I know there are those who don’t care about steroids. They didn’t care when Mark McGwire walked around like the Incredible Hulk and hit all those home runs. Chalk that up for Sammy Sosa and Barry Bonds too. They only cared about all the dingers and how it was good for baseball. Good for baseball? Saying these tainted players were or are good for baseball is like saying the Gulf oil spill was good for tourism. Give me a break.
The great sports columnist Mike Lupica, writing in today’s issue of the New York Daily News, says that Bobby Bonds put a message to A-Rod on his website: “Welcome to the club.” As Lupica notes, “Yeah. They’re in the same club.” As always, Lupica hits the salient nail on the head: A-Rod is part of the Bonds, McGwire, and Sosa club, and not the Hank Aaron, Willie Mays, and Babe Ruth club. Pure and simple, A-Rod’s accomplishment has the whiff of something foul to it.
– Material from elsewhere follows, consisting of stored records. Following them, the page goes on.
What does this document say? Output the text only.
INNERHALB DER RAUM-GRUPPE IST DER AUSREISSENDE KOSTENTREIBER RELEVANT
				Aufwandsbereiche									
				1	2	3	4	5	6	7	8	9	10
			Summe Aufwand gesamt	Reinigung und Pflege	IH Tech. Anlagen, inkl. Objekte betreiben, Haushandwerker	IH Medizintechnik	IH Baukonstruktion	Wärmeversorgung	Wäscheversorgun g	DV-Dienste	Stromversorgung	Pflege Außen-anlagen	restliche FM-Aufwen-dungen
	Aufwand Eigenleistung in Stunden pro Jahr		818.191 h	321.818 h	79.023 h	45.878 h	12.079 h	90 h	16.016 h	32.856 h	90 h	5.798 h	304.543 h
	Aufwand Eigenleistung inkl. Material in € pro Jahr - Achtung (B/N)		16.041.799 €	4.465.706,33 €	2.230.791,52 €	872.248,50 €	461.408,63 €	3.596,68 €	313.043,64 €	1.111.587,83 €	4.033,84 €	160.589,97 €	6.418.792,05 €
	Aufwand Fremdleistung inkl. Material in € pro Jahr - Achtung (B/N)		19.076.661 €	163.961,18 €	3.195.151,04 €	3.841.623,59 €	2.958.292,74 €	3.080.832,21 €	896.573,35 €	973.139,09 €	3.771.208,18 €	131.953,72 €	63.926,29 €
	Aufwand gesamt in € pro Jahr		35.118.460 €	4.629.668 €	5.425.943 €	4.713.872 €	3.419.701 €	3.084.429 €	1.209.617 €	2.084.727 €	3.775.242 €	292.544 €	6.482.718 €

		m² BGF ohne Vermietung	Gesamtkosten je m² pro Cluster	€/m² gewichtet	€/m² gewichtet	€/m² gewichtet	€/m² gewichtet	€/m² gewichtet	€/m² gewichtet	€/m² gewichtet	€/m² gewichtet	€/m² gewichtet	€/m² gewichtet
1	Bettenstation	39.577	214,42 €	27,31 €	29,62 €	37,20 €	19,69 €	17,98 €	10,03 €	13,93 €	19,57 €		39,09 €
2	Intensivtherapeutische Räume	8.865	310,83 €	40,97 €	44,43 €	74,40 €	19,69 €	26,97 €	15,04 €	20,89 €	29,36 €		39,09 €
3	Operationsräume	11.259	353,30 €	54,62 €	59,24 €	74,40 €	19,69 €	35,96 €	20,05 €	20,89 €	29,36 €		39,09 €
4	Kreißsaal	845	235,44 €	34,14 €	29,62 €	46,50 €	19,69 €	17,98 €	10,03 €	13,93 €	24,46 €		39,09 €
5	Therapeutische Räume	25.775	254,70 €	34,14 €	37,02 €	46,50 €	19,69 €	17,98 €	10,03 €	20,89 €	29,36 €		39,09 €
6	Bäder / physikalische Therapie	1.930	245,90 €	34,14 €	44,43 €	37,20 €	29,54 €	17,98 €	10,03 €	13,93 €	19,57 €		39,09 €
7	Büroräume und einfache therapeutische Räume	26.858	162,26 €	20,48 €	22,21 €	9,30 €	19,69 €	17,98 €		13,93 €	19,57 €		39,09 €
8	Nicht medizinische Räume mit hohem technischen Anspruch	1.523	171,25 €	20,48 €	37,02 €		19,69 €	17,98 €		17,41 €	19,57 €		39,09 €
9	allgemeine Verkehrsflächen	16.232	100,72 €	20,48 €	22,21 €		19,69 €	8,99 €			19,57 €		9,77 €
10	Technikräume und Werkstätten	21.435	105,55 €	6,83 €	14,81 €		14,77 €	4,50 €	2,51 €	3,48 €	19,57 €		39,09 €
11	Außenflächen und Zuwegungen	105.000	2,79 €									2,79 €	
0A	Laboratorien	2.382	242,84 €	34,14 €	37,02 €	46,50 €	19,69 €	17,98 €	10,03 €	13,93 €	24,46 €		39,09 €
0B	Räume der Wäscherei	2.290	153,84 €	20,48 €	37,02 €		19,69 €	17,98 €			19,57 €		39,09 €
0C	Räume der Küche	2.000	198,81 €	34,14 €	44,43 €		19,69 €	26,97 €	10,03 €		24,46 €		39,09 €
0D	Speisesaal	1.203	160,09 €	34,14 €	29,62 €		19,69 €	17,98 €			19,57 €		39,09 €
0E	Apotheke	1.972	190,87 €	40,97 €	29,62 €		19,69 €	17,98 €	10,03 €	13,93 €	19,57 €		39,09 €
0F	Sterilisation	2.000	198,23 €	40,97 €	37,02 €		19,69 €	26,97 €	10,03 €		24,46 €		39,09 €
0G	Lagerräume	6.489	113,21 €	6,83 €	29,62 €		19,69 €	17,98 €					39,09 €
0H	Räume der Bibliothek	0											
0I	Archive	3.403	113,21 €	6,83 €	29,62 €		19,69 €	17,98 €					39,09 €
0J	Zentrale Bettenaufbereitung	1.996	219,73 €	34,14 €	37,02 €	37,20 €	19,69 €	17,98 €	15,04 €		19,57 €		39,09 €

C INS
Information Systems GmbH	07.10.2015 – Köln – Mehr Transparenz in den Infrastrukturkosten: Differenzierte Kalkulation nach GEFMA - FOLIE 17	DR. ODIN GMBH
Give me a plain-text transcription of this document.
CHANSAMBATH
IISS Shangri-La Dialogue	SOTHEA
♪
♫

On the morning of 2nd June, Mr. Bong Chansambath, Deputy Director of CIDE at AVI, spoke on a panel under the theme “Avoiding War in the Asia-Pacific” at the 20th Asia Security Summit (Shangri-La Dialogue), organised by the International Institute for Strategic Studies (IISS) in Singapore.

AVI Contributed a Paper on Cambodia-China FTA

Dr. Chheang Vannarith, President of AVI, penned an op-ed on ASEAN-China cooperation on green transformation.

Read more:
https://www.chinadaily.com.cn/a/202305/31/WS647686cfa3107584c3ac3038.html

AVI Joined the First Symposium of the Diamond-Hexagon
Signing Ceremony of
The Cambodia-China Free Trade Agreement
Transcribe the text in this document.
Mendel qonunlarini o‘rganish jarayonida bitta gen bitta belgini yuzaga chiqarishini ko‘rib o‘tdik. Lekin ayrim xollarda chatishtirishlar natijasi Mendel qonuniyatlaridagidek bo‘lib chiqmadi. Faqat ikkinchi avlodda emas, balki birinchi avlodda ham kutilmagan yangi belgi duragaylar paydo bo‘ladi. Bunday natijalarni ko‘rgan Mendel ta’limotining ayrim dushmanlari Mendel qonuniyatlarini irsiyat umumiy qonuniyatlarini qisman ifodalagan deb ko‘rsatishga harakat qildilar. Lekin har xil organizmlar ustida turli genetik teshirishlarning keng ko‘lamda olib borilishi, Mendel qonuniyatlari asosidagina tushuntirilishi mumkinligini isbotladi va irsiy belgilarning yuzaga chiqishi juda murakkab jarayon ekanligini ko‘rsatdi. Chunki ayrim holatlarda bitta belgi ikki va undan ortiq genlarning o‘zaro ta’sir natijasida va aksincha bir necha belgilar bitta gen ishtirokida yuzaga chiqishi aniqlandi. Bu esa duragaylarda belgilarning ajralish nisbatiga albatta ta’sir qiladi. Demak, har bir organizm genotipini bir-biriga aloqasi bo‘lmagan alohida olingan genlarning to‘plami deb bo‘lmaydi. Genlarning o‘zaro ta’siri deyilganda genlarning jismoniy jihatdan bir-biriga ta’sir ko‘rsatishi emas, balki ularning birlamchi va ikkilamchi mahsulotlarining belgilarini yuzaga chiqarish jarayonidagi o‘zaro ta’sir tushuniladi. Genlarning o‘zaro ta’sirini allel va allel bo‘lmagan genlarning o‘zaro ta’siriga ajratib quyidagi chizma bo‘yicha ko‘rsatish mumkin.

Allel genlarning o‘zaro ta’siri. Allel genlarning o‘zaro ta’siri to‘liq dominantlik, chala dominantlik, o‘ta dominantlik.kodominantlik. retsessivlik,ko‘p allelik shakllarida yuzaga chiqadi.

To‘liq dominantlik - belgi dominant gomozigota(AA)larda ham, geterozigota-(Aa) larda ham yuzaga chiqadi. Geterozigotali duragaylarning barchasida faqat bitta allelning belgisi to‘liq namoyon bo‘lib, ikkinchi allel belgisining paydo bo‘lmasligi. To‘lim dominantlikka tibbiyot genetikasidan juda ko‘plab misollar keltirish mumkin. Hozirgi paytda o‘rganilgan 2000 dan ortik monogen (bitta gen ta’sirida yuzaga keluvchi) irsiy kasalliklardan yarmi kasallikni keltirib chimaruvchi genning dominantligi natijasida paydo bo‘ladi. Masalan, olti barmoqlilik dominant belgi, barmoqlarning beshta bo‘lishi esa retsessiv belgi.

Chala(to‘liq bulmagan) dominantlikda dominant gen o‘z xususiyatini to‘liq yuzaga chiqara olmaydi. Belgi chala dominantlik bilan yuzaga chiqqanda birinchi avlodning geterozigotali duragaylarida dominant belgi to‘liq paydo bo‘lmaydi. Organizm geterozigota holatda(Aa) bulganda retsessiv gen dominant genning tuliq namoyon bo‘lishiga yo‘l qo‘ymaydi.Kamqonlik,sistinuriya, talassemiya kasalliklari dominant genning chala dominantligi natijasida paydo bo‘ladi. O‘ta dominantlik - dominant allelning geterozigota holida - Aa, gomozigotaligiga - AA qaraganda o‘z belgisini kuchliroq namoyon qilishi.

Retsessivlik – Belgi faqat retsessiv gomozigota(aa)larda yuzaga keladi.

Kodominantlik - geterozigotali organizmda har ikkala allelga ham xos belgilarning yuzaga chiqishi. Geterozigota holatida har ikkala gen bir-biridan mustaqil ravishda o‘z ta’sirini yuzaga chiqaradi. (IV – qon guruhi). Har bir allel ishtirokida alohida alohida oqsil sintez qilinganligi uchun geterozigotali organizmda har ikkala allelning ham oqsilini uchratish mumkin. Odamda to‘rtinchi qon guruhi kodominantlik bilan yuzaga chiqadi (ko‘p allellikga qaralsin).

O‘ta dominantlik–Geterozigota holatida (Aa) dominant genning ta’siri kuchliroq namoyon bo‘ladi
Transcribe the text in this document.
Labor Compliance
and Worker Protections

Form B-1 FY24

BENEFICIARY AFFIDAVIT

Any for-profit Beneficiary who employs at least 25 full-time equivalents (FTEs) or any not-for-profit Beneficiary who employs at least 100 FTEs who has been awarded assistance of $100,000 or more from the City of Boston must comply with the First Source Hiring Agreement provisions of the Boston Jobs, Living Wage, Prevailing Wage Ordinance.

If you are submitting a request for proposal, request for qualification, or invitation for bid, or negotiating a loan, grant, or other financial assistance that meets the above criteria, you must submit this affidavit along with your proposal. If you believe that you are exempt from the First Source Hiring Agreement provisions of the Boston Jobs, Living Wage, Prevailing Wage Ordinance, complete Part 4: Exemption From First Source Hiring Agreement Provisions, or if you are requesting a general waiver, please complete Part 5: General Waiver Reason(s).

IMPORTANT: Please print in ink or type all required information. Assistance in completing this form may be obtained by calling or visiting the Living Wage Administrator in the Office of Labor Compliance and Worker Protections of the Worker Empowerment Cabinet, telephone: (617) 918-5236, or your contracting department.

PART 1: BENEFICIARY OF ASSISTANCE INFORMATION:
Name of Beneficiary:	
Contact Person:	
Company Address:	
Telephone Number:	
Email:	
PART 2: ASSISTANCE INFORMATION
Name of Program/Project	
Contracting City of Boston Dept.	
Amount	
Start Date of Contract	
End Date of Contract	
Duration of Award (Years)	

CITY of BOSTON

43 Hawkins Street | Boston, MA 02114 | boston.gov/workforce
Make no mistake, A-Rod is a great player. He has enormous natural talent, but the problem is that he sought to enhance that talent in ways that are not in keeping with the fundamental, natural beauty of the game. He is a bad influence on other players who see his success and think, “Why not me too?” Furthermore, he is a terrible role model for kids who aspire to be baseball players, who may think they need to do something even at a young age to enhance their natural abilities in order to perform better, to get noticed, and maybe make it to the big show.
So, in the Bronx in New York City yesterday, A-Rod hit his 600th career home run. I kept thinking, “Thank God he is not a New York Met.” I have always thought that was, as the legendary Mets broadcaster Ralph Kiner used to say, “One of the best deals never made.” I know a lot of Mets fans wanted A-Rod back then, but we can breathe easier because all his talent and all his problems are on the other side of town. Let Yankees fans try to sort out how they feel about his legacy and his place in Yankee history; we can be honest with ourselves that it’s better this way.
What about A-Rod’s legacy? As my friend Frank says, “Damaged goods.” So let baseball put A-Rod and his 600 in the books with a big fat asterisk. Bonds said that A-Rod is part of the club now. I guess it depends on how you look at it, but I keep thinking about that great Groucho Marx line: “I don’t care to belong to a club that accepts people like me as members.” Damaged goods, indeed!